Sometimes you hear students object that other stories in their workshop are below par. I say, bring it on. Learn to be a patient and useful critiquer; learn to say the one thing or ask the one question that will help another student return to her work with an excited, fresh start. Good critiquing leads to good self-revision, and revision is ninety percent of writing.

Do you think working on short stories is more beneficial to writers who are just starting rather than jumping into a novel?

Try instead to start with a character you're obsessed with, and follow him or her into trouble. At some point you'll discover whether you're writing a novel or a story. I'm not so sure you always get to choose the form up front—unless you're in a workshop with assignments. In which case, go ahead and write stories about the character you're obsessed with. Throw a problem at this person high up, and use it as a chance to learn more about him.

Personally, I started with a novel, Floorwork. Four agents offered to represent it, but no publisher took it. It's only been published in pieces, one of which was a finalist for a Pushcart Prize. Around the time I was struggling to finish it, I wrote my first short story—partly to figure out what a story was (I don't have an English degree or an MFA), and partly to learn more about my protagonist's teenage years.

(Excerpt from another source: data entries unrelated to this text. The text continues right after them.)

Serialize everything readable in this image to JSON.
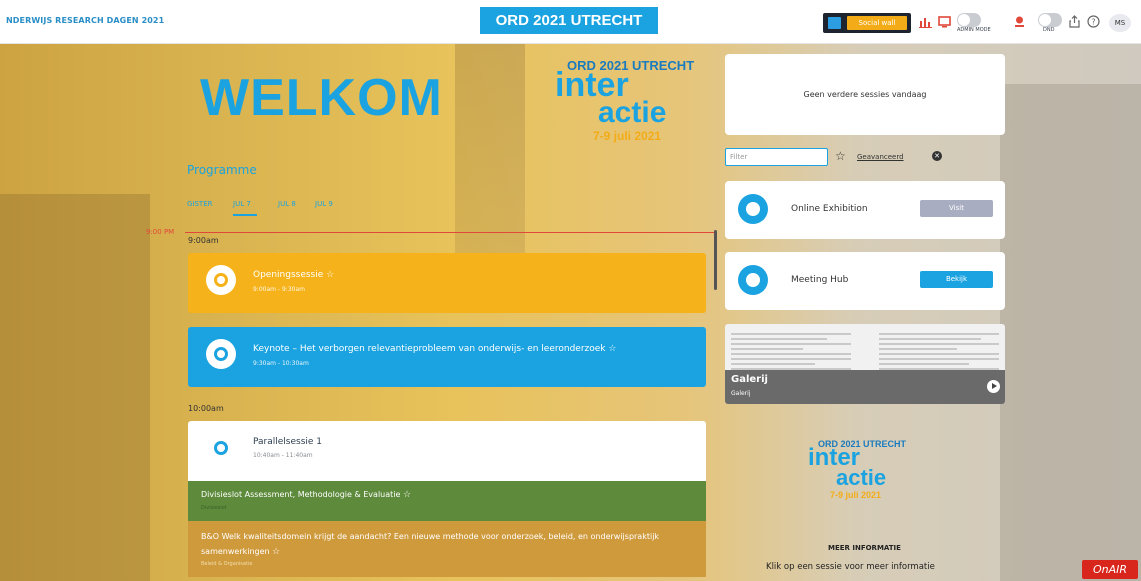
{
  "header": {
    "brand": "NDERWIJS RESEARCH DAGEN 2021",
    "event_badge": "ORD 2021 UTRECHT",
    "social_wall": "Social wall",
    "admin_mode": "ADMIN MODE",
    "dnd": "DND",
    "avatar": "MS"
  },
  "hero": {
    "welkom": "WELKOM",
    "logo": {
      "line1": "ORD 2021 UTRECHT",
      "line2": "inter",
      "line3": "actie",
      "dates": "7-9 juli 2021"
    }
  },
  "programme": {
    "title": "Programme",
    "tabs": [
      "GISTER",
      "JUL 7",
      "JUL 8",
      "JUL 9"
    ],
    "now_label": "9:00 PM",
    "times": [
      "9:00am",
      "10:00am"
    ],
    "sessions": [
      {
        "title": "Openingssessie",
        "time": "9:00am - 9:30am"
      },
      {
        "title": "Keynote – Het verborgen relevantieprobleem van onderwijs- en leeronderzoek",
        "time": "9:30am - 10:30am"
      },
      {
        "title": "Parallelsessie 1",
        "time": "10:40am - 11:40am"
      }
    ],
    "subsessions": [
      {
        "title": "Divisieslot Assessment, Methodologie & Evaluatie",
        "sub": "Divisieslot"
      },
      {
        "title": "B&O Welk kwaliteitsdomein krijgt de aandacht? Een nieuwe methode voor onderzoek, beleid, en onderwijspraktijk samenwerkingen",
        "sub": "Beleid & Organisatie"
      }
    ]
  },
  "sidebar": {
    "no_sessions": "Geen verdere sessies vandaag",
    "filter_placeholder": "Filter",
    "advanced": "Geavanceerd",
    "exhibition": {
      "label": "Online Exhibition",
      "button": "Visit"
    },
    "hub": {
      "label": "Meeting Hub",
      "button": "Bekijk"
    },
    "gallery": {
      "title": "Galerij",
      "subtitle": "Galerij"
    },
    "logo": {
      "line1": "ORD 2021 UTRECHT",
      "line2": "inter",
      "line3": "actie",
      "dates": "7-9 juli 2021"
    },
    "more_info": "MEER INFORMATIE",
    "click_hint": "Klik op een sessie voor meer informatie"
  },
  "onair": "OnAIR",
  "colors": {
    "accent": "#1aa3e0",
    "yellow": "#f5b21a",
    "green": "#5e8a3c",
    "orange": "#cf9a3c",
    "visit_btn": "#a9adc1"
  }
}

You could say I was obsessed with her; I ended up writing a linked collection, over five more years, about Leah Levinson and the friends she adored, the girls who bullied her, the girls she worshipped.

That was my first published book of fiction, Normal People Don't Live Like This.
Start with the character, and let the character tell you what to write.

I read an interview in which you explained how you went to Paris and kept a journal in the voice of your main character, Leah, and how that helped you finish the final story in the collection. What other exercises have helped you dive in and immerse yourself in your characters?

The travel journal was the best exercise, and I fell into it by chance. Everywhere I went in Paris, I kept a notebook in Leah's voice, writing only about what she would have experienced, craved, obsessed over. It truly was her journal (I don't keep one), though I may have written mostly in third. She worried about germs in public bathrooms; she tried to look rapt in the Louvre. She panicked over sleeping with the boy she was traveling with, she found ecstasy among the bones of the Catacombs, and she greatly desired the painter Eugene Delacroix while staring at a portrait of him. I came home with copious notes entirely in her voice, or in the right narrative voice: enough raw material for the longest story I've ever written.